“I’ve got one hand in my pocket,” Alanis Morissette famously sang. So too, it turns out, did her former manager Jonathan Todd Schwartz, who stole more than $7 million from the singer and others.
Schwartz, 47, wept in court as he was sentenced Wednesday to six years in prison and ordered to pay $8.6 million restitution, the Associated Press reported.
“I lied repeatedly to the people who mattered most to me,” Schwartz said. “I alone am responsible for the devastation I have caused. Regardless of how long I spend in prison, I will serve a lifetime sentence of shame.”
He added, “I will spend the rest of my life asking for forgiveness.”
In January, Schwartz – who worked at GSO Business Management, which boasts famous clients such as 50 Cent, Tom Petty and Sofia Coppola – pleaded guilty to wire fraud and filing a false tax return after admitting to stealing almost $5 million from Morissette between May 2010 and January 2014 and $1.7 million from two other clients.

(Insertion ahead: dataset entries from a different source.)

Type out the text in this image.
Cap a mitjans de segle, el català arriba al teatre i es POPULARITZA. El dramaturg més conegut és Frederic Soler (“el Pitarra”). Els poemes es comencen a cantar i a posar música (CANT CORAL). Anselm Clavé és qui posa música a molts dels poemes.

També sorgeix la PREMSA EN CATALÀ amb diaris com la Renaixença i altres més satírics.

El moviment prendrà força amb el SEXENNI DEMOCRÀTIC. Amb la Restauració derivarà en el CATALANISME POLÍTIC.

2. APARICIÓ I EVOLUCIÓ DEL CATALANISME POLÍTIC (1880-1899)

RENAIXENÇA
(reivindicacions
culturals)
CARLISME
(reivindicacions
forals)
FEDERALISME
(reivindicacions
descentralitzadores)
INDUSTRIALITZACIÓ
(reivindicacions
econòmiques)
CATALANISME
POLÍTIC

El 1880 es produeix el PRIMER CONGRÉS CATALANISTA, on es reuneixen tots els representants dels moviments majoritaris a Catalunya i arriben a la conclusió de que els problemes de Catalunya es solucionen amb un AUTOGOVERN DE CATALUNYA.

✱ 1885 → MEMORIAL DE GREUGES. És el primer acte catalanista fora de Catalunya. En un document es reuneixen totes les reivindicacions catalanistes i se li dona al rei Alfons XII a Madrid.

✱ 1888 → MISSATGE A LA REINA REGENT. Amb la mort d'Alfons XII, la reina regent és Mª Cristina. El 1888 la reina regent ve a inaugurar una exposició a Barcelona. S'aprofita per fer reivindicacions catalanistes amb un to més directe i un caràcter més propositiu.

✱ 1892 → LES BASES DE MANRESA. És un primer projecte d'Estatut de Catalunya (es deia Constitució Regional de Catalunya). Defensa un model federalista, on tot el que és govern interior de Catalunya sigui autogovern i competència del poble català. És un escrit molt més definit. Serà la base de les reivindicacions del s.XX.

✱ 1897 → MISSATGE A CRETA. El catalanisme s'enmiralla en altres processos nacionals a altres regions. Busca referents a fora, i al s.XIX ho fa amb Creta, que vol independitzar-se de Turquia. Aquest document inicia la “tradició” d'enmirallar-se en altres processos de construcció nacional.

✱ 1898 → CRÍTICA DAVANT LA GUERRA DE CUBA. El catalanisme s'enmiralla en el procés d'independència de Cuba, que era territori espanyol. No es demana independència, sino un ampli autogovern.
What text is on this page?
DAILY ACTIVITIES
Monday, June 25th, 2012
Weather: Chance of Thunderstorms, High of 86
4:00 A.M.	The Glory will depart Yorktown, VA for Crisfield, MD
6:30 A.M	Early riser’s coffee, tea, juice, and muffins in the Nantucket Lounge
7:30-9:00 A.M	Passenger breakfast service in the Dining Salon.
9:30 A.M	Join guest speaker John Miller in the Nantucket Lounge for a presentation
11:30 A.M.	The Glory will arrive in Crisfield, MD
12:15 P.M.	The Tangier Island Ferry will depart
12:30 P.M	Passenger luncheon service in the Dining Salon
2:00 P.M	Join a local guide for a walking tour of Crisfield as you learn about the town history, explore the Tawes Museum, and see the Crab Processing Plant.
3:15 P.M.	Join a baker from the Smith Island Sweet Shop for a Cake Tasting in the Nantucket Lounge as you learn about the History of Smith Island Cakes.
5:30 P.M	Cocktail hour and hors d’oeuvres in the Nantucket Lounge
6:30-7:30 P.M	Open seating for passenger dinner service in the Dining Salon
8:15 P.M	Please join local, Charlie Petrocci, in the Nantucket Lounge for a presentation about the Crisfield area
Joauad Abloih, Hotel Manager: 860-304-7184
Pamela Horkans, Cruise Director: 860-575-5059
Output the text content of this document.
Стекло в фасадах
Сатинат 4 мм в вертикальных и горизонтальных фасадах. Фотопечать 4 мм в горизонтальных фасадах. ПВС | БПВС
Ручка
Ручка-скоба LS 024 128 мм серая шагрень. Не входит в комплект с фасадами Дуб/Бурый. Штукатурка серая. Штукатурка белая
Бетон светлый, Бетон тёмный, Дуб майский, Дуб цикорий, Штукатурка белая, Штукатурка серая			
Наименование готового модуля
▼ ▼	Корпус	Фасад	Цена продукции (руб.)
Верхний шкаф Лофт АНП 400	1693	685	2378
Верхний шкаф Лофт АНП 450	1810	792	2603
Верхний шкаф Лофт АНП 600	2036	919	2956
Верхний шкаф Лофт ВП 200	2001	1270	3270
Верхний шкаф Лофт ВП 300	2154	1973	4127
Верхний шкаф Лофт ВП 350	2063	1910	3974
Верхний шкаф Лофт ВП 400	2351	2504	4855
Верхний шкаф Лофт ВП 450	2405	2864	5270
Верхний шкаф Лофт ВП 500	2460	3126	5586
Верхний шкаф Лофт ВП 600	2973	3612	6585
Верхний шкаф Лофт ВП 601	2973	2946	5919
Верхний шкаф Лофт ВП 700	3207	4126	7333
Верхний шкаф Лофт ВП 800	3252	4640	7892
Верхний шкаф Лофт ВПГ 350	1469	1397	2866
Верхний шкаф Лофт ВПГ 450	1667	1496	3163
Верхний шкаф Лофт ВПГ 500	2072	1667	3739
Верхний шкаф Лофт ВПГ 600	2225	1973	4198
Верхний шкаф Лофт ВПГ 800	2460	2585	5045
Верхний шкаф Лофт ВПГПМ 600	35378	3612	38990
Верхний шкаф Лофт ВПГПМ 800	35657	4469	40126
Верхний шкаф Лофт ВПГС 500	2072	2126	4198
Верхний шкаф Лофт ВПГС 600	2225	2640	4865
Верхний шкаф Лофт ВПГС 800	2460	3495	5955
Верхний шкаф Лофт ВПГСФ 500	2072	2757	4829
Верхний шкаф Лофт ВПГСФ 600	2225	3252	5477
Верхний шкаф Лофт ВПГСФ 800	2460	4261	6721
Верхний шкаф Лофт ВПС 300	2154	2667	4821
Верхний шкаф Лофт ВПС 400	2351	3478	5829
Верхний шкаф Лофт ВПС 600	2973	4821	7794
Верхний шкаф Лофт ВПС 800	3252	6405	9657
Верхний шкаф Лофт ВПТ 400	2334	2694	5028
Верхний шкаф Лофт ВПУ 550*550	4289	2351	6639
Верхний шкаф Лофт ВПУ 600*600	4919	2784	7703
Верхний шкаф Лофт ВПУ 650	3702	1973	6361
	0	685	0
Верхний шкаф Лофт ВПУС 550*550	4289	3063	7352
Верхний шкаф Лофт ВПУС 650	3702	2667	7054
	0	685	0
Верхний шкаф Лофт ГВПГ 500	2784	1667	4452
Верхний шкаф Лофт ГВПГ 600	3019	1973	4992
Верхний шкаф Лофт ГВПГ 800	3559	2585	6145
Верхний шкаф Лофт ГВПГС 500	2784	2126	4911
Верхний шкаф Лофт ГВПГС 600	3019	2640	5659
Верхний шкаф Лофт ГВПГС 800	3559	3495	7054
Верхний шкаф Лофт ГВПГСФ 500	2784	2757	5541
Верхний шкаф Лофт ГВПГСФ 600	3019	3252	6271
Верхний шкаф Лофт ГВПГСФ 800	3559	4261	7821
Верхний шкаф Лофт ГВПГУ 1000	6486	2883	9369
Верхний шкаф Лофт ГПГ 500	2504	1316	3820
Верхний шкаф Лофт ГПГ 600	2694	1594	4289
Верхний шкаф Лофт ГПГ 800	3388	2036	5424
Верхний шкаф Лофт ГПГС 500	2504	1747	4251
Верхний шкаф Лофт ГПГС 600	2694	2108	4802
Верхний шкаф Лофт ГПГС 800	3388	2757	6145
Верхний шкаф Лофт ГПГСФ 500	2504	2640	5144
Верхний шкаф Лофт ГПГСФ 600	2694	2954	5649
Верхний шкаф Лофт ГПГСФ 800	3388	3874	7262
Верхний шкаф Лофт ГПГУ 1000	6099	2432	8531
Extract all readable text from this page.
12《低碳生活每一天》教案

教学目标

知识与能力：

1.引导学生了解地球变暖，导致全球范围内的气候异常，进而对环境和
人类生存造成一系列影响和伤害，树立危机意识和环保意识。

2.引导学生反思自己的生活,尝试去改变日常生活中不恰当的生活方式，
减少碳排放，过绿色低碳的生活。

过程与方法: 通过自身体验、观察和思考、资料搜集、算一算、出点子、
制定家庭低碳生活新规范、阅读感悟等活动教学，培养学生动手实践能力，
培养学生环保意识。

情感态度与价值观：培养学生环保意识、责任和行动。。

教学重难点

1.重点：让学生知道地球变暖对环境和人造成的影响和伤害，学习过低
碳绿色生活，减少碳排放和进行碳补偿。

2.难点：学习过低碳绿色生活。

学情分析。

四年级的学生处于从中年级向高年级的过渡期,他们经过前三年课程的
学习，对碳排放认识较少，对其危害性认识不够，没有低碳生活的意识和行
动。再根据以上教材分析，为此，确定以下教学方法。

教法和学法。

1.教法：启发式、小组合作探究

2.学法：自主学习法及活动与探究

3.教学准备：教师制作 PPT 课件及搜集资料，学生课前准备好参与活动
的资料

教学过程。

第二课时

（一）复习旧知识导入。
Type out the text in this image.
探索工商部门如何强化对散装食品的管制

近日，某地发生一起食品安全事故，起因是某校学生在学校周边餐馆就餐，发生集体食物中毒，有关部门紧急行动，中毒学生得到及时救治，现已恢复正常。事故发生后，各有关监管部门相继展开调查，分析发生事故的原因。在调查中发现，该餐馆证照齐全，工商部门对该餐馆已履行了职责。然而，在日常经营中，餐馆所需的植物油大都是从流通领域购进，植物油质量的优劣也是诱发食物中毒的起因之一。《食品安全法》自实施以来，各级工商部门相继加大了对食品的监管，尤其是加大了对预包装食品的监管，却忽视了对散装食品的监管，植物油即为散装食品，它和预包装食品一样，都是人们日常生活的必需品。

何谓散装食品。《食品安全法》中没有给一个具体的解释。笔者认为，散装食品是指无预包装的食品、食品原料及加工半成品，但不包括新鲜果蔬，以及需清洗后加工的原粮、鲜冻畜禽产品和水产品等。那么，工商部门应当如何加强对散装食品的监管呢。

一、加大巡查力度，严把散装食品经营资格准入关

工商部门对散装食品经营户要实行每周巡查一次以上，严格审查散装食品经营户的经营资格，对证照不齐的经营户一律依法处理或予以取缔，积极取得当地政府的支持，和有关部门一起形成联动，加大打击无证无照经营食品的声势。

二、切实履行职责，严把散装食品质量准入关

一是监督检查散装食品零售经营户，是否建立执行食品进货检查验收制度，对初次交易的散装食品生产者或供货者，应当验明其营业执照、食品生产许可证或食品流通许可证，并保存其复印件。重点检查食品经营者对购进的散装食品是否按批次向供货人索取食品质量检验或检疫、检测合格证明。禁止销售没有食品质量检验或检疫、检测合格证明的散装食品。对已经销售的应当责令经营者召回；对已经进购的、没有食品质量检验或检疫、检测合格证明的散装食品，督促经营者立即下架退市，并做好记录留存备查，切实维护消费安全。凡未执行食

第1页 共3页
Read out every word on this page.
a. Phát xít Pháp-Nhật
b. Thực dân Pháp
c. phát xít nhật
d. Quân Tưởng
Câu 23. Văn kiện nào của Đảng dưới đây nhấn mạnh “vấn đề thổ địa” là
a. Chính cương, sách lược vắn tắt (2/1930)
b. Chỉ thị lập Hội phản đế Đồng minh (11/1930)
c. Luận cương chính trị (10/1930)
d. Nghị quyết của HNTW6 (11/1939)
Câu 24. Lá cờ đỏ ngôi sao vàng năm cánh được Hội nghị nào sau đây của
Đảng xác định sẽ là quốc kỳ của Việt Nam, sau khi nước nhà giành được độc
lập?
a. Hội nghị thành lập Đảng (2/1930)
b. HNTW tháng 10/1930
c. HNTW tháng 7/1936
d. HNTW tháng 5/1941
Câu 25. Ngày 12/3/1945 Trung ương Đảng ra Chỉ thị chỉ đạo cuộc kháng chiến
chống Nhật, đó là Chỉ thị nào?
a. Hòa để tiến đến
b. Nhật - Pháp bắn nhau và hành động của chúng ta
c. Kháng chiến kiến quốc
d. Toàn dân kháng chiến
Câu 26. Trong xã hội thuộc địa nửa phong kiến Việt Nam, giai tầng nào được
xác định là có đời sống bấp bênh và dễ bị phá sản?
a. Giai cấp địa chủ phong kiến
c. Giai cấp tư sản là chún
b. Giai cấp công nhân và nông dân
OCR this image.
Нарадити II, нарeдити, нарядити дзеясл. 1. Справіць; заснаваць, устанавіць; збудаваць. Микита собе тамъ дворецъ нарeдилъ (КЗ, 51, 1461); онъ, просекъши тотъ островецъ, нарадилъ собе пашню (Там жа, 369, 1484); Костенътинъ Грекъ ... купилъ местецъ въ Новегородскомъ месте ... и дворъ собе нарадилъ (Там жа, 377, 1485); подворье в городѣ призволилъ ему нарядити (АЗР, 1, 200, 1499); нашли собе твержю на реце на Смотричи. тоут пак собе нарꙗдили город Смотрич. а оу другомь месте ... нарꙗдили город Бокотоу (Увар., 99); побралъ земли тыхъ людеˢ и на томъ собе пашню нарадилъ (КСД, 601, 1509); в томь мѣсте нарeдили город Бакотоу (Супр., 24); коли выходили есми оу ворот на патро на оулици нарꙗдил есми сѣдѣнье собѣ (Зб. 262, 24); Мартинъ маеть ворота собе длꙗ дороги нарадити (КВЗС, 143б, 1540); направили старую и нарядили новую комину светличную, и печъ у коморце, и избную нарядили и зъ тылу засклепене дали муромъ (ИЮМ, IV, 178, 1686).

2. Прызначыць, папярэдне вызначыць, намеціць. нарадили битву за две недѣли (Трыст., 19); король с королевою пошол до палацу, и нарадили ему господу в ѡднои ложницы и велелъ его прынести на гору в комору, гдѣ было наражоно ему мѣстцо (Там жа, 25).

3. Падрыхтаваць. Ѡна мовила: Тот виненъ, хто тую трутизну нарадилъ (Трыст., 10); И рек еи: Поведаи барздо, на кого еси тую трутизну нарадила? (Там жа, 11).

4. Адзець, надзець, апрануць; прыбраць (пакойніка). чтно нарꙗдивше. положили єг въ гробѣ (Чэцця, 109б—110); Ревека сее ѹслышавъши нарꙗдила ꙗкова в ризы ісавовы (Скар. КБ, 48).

He could have received more than 20 years in prison, and Morissette urged in a victim statement that he be punished harshly.
“He did this in a long, systematic, drawn-out and sinister manner” that could have bankrupted her within three years, Morissette said. “I’d go on tours he recommended and they would lose money, but he’d still urge me to spend. Spend. Spend. He was creating an alibi from the start.”
“He not only stole $5 million in cash from me, he stole a dream,” she said, according to Variety, adding that he would cry if she asked questions about her finances, “taking advantage of my empathetic nature.”
Last month, in an open letter to the Hollywood Reporter, Schwartz said his crimes were fueled by a gambling addiction he has battled since college and subsequent drug use.
He wrote:
“I often turned to drugs to deal with the stress but mostly sought refuge in the world of sports gambling. The spiral I was in was toxic. Winning did not make me feel better but losing was intolerable. If I lost, then I had to make it back and when I lost again, the hole I had dug got deeper and deeper. I felt weak and powerless, terrified by my internal demons that I was turning into my father.”
He said he is now part of the Gambler’s Anonymous program and was 336 days sober on April 11. Some, though, argued this mea culpa was too little, too late.
“Every expression of remorse he has made and every purported act of self-improvement he has taken occurred only after he realized he had no ‘choice’ to do otherwise,” Assistant U.S. Attorney Ranee Katzenstein said in court papers.
Upon his release, Schwartz will serve three years’ probation.